The firehouse tower on the southeast side of the building was shortened during World War II so an air raid siren could be installed. In 1972, Engine Company No. 11 moved to new quarters. The building was used by the Emergency Medical Unit until 1976, and then as a Detroit Fire Department museum, containing several pieces of historic fire fighting equipment.

==Description==
Engine House No. 11 is a 2 1/2-story brick building with a hipped roof. The front facade contains a wide center section flanked by two small bays. The first story of the center section contains four wide doors, the second story has two large windows. A dormer atop the center section contains the attic story. A hose-drying tower is centered on the east side of the building. This tower had an air raid siren installed during World War II, which reduced its height somewhat.

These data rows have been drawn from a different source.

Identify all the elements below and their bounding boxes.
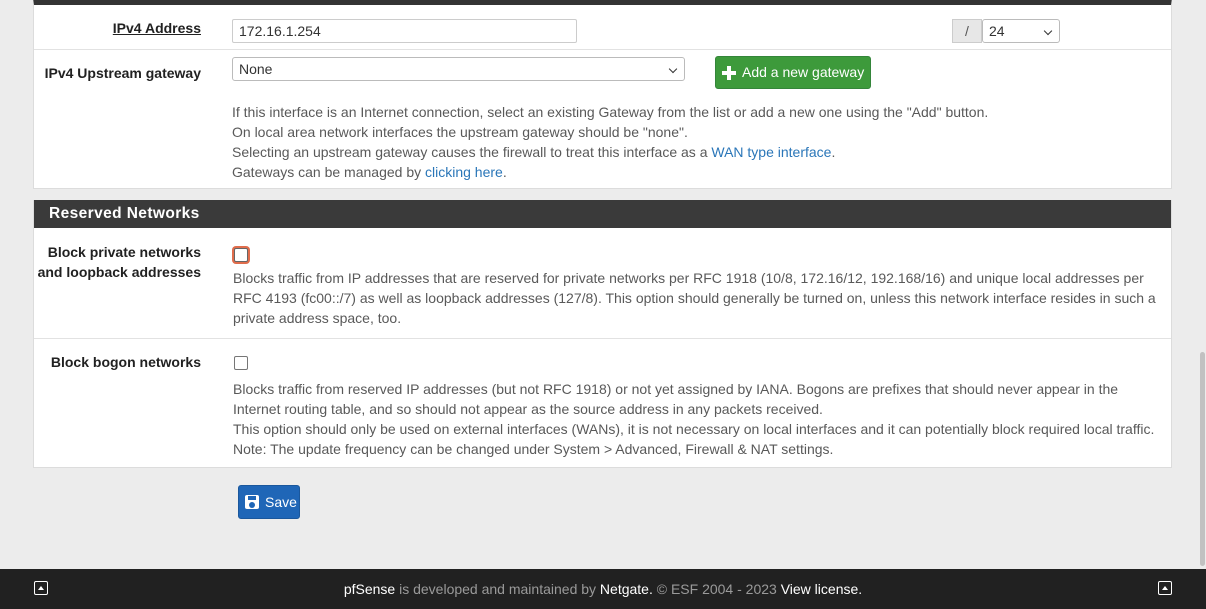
block-bogon-help-line1: Blocks traffic from reserved IP addresse… [233,381,1119,417]
gateway-help-line3-end: . [831,144,836,160]
block-private-label-line2: and loopback addresses [37,264,201,280]
block-private-checkbox[interactable] [234,248,248,262]
block-bogon-help-line2: This option should only be used on exter… [233,421,1155,437]
ipv4-address-label: IPv4 Address [112,20,201,36]
gateway-help-line3-text: Selecting an upstream gateway causes the… [232,144,712,160]
block-bogon-help-line3: Note: The update frequency can be change… [233,441,834,457]
block-private-label: Block private networks and loopback addr… [38,242,201,282]
gateway-help-line4: Gateways can be managed by clicking here… [232,162,1152,182]
gateway-help-line2: On local area network interfaces the ups… [232,124,688,140]
block-bogon-label: Block bogon networks [50,354,201,370]
manage-gateways-link[interactable]: clicking here [425,164,503,180]
reserved-networks-panel: Reserved Networks Block private networks… [33,200,1172,468]
block-private-label-line1: Block private networks [47,244,201,260]
ipv4-config-panel: IPv4 Address / 24 IPv4 Upstream gateway … [33,0,1172,189]
page-footer: pfSense is developed and maintained by N… [0,569,1206,609]
wan-type-interface-link[interactable]: WAN type interface [711,144,831,160]
add-gateway-button[interactable]: Add a new gateway [715,56,872,89]
cidr-select[interactable]: 24 [982,19,1060,43]
gateway-help-line4-text: Gateways can be managed by [232,164,426,180]
scrollbar-thumb[interactable] [1200,352,1205,566]
block-private-help: Blocks traffic from IP addresses that ar… [233,270,1156,326]
gateway-help-line1: If this interface is an Internet connect… [232,104,989,120]
save-button-label: Save [265,494,297,510]
footer-license-link[interactable]: View license. [781,581,862,597]
footer-product: pfSense [343,581,396,597]
gateway-select[interactable]: None [232,57,685,81]
scroll-top-icon[interactable] [34,581,48,595]
block-bogon-checkbox[interactable] [234,356,248,370]
gateway-help: If this interface is an Internet connect… [232,102,1152,182]
page-scrollbar[interactable] [1198,0,1206,569]
gateway-select-value: None [239,61,273,77]
cidr-select-value: 24 [989,23,1005,39]
block-bogon-help: Blocks traffic from reserved IP addresse… [233,379,1168,459]
plus-icon [722,66,736,80]
chevron-down-icon [668,64,678,74]
upstream-gateway-label: IPv4 Upstream gateway [44,65,201,81]
cidr-slash-addon: / [952,19,982,43]
gateway-help-line3: Selecting an upstream gateway causes the… [232,142,1152,162]
save-icon [245,495,259,509]
save-button[interactable]: Save [238,485,300,519]
footer-text1: is developed and maintained by [395,581,600,597]
ipv4-address-input[interactable] [232,19,577,43]
footer-company-link[interactable]: Netgate. [600,581,653,597]
add-gateway-label: Add a new gateway [742,64,865,80]
reserved-networks-heading: Reserved Networks [34,200,1171,228]
block-private-row: Block private networks and loopback addr… [34,228,1171,338]
gateway-help-line4-end: . [502,164,507,180]
ipv4-address-row: IPv4 Address / 24 [34,5,1171,49]
scroll-top-icon[interactable] [1158,581,1172,595]
footer-text2: © ESF 2004 - 2023 [652,581,781,597]
upstream-gateway-row: IPv4 Upstream gateway None Add a new gat… [34,49,1171,189]
chevron-down-icon [1043,26,1053,36]
block-bogon-row: Block bogon networks Blocks traffic from… [34,338,1171,466]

On the interior, the first floor contains the apparatus room, kitchen, dining area and a lounge. The walls are wainscoted, and the ceiling is plastered. The second floor contains a dormitory style sleeping quarters, showers, locker room, and two private sleeping rooms for the Captain and Lieutenant. At the rear of the dormitory, but on a slightly lower level, is a room that was originally the hay loft, but has been turned into a recreation room.